Because this study was exploratory, it had significant limitations. The sample was neither random nor representative, and therefore the results may not be generalizable to other situations. However, the sampling bias associated with self-selection of individuals who attended the workshop is inherent in all research on psychoeducational groups. Further bias was associated with the 57 percent rate of completion of the research instrument. Minimally, the findings of this study require replication across different treatment populations.
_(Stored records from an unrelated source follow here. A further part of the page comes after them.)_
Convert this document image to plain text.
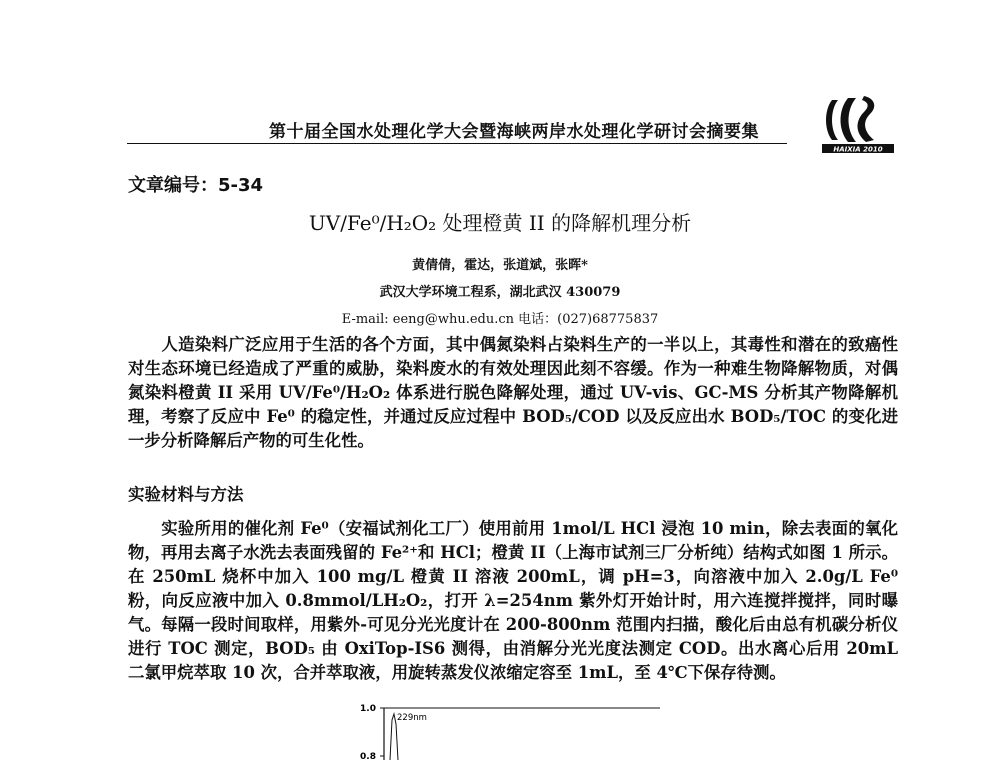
第十届全国水处理化学大会暨海峡两岸水处理化学研讨会摘要集
HAIXIA 2010
文章编号：5-34
UV/Fe⁰/H₂O₂ 处理橙黄 II 的降解机理分析
黄倩倩，霍达，张道斌，张晖*
武汉大学环境工程系，湖北武汉 430079
E-mail: eeng@whu.edu.cn 电话：(027)68775837
人造染料广泛应用于生活的各个方面，其中偶氮染料占染料生产的一半以上，其毒性和潜在的致癌性对生态环境已经造成了严重的威胁，染料废水的有效处理因此刻不容缓。作为一种难生物降解物质，对偶氮染料橙黄 II 采用 UV/Fe⁰/H₂O₂ 体系进行脱色降解处理，通过 UV-vis、GC-MS 分析其产物降解机理，考察了反应中 Fe⁰ 的稳定性，并通过反应过程中 BOD₅/COD 以及反应出水 BOD₅/TOC 的变化进一步分析降解后产物的可生化性。
实验材料与方法
实验所用的催化剂 Fe⁰（安福试剂化工厂）使用前用 1mol/L HCl 浸泡 10 min，除去表面的氧化物，再用去离子水洗去表面残留的 Fe²⁺和 HCl；橙黄 II（上海市试剂三厂分析纯）结构式如图 1 所示。在 250mL 烧杯中加入 100 mg/L 橙黄 II 溶液 200mL，调 pH=3，向溶液中加入 2.0g/L Fe⁰ 粉，向反应液中加入 0.8mmol/LH₂O₂，打开 λ=254nm 紫外灯开始计时，用六连搅拌搅拌，同时曝气。每隔一段时间取样，用紫外-可见分光光度计在 200-800nm 范围内扫描，酸化后由总有机碳分析仪进行 TOC 测定，BOD₅ 由 OxiTop-IS6 测得，由消解分光光度法测定 COD。出水离心后用 20mL 二氯甲烷萃取 10 次，合并萃取液，用旋转蒸发仪浓缩定容至 1mL，至 4℃下保存待测。
1.0
0.8
229nm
The sample was also demographically nonrepresentative. In particular, African Americans were underrepresented. Previous research has suggested that the experience of having a family member with serious mental illness may differ among ethnic groups (41). In addition, lack of diagnostic data about the ill family members prevented examination of the effects participants' experience with specific mental illnesses.
Data collection for this study did not allow linkage of demographic data to problem lists. Because of this limitation, we could not explore differences in problems based on the participants' relationship—such as parent or sibling—to the ill family member. The three participant groups—family members, ill family members, and service providers—varied greatly in size; thus the results of the statistical tests should be interpreted with caution.
Further research exploring curriculum content would benefit from comparisons of problems identified by family members with various family roles in relation to the ill family member, family members representing various ethnic groups, and families of persons with a range of diagnoses.